Dört Kabir

Taşkın Deryadil

Taşkın Deryadil

26 Mar 2018 03:19
  • Yeni kazılmışlar.. belli. 
    Kara değil.. kırmızıya yakın.. hem de en verimlisinden. Öyle gözüküyor.
    Koynunu yeni misafirlerine açmış.. basmış bağrına.

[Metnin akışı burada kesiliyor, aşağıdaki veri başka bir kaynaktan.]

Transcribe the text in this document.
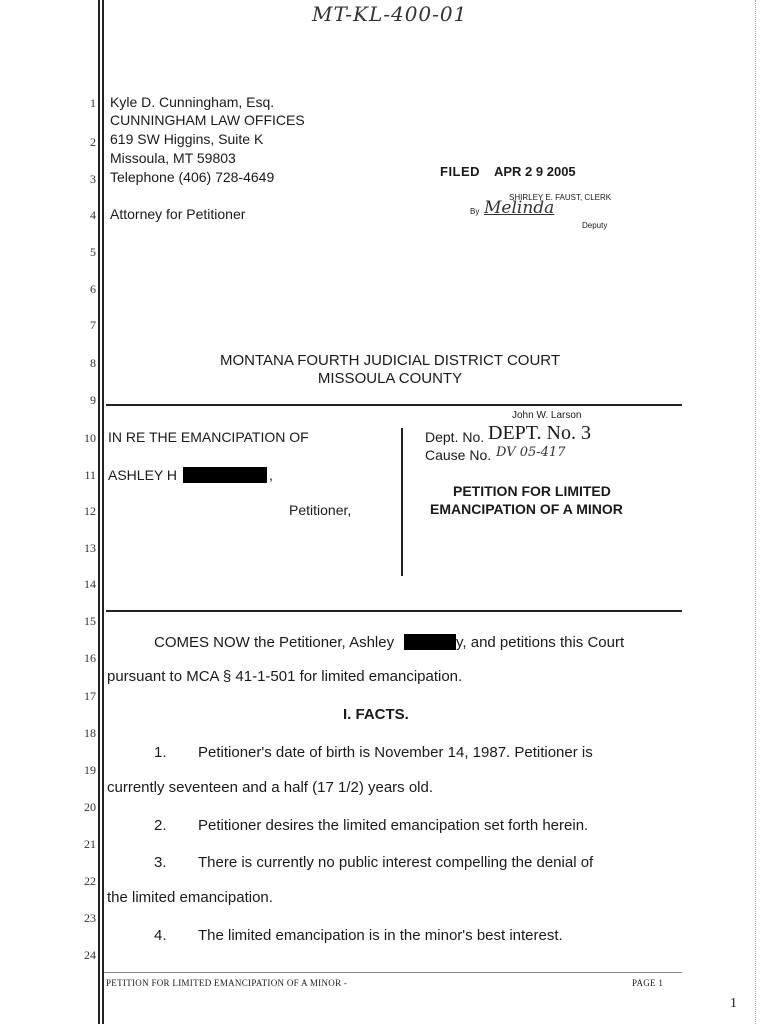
MT-KL-400-01
1
2
3
4
5
6
7
8
9
10
11
12
13
14
15
16
17
18
19
20
21
22
23
24
Kyle D. Cunningham, Esq.
CUNNINGHAM LAW OFFICES
619 SW Higgins, Suite K
Missoula, MT 59803
Telephone (406) 728-4649
Attorney for Petitioner
FILED APR 2 9 2005
SHIRLEY E. FAUST, CLERK
By Melinda
Deputy
MONTANA FOURTH JUDICIAL DISTRICT COURT
MISSOULA COUNTY
IN RE THE EMANCIPATION OF
ASHLEY H	,
Petitioner,
John W. Larson
Dept. No. DEPT. No. 3
Cause No. DV 05-417
PETITION FOR LIMITED
EMANCIPATION OF A MINOR
COMES NOW the Petitioner, Ashley	y, and petitions this Court
pursuant to MCA § 41-1-501 for limited emancipation.
I. FACTS.
1. Petitioner's date of birth is November 14, 1987. Petitioner is
currently seventeen and a half (17 1/2) years old.
2. Petitioner desires the limited emancipation set forth herein.
3. There is currently no public interest compelling the denial of
the limited emancipation.
4. The limited emancipation is in the minor's best interest.
PETITION FOR LIMITED EMANCIPATION OF A MINOR -	PAGE 1
1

    Birinde anne yatıyor. Hayat arkadaşını dünyaya getiren, ayaklarının altına Cennet’in serildiği “ana” yatıyor. Öz anası değil ama.. eşinden dolayı.. onun da anası. 
    yol gözleyen..
    “ne zaman geleceksiniz” diyen..
    belki her ziyarete gidişlerinde baklava börek açan..
    en sevdikleri yemeklerden yapan..
    derdini tasasını hiç belli etmeyen..
    gelişleriyle daha bir mutlu olan..
    ama ayrılık vakti gelince yüzüne hüzün, omuzlarına özlem çöken..
    onlara göstermeden yaşmağıyla gözlerini silen..
    şefkat ve merhamet kahramanı ana.. 
    onun da anası.

    Ötekinde baba yatıyor.
    Hayat arkadaşının babası. 
    Hayat arkadaşıyla yolları birleşinceye kadar evin çınarı, evin çatısı, hepsinin koruyucu kalkanı olmuş baba.. onun da babası.
    “sakın kötüyle kötü olmayın”.. “doğru bildiğiniz yoldan sakın ola sapmayın”.. “evimiz evinizdir, ekmeğimiz ekmeğimizdir, üzülmeyin”.. “sabredin evlat” diyen koca çınar.. karısının babası.. 
    onun da babası.

    Berikinde kardeşi yatıyor.
    Hayat arkadaşının karındaşı.. sevdiği.. ana parçası.. dert ortağı.. yeri geldiğinde sevinç yumağı.. karısının kardeşi.. 
    onun da kardeşi.

    Ve diğeri.
    Hani toprağı daha kabarık olan. 
    Hani diğer üçünden ayrıymış gibi duran..
    Hani üstü pembe çiçeklerle bezeli olan..
    Hani şu.. kendisini yalnız bırakanın.. 
    kendisini sevgisiz susuz bırakanın.. 
    kendisini yemeksiz aşsız bırakanın.. 
    Hani şu altında yârin yattığı toprak yığını..
    Karısının.. sevdiğinin.. meleğinin.. hayat arkadaşının.. hizmetten hizmete koşan.. gayretkeş.. fedakar.. hasbi.. güler yüzlü eşinin.. kadınının kabri.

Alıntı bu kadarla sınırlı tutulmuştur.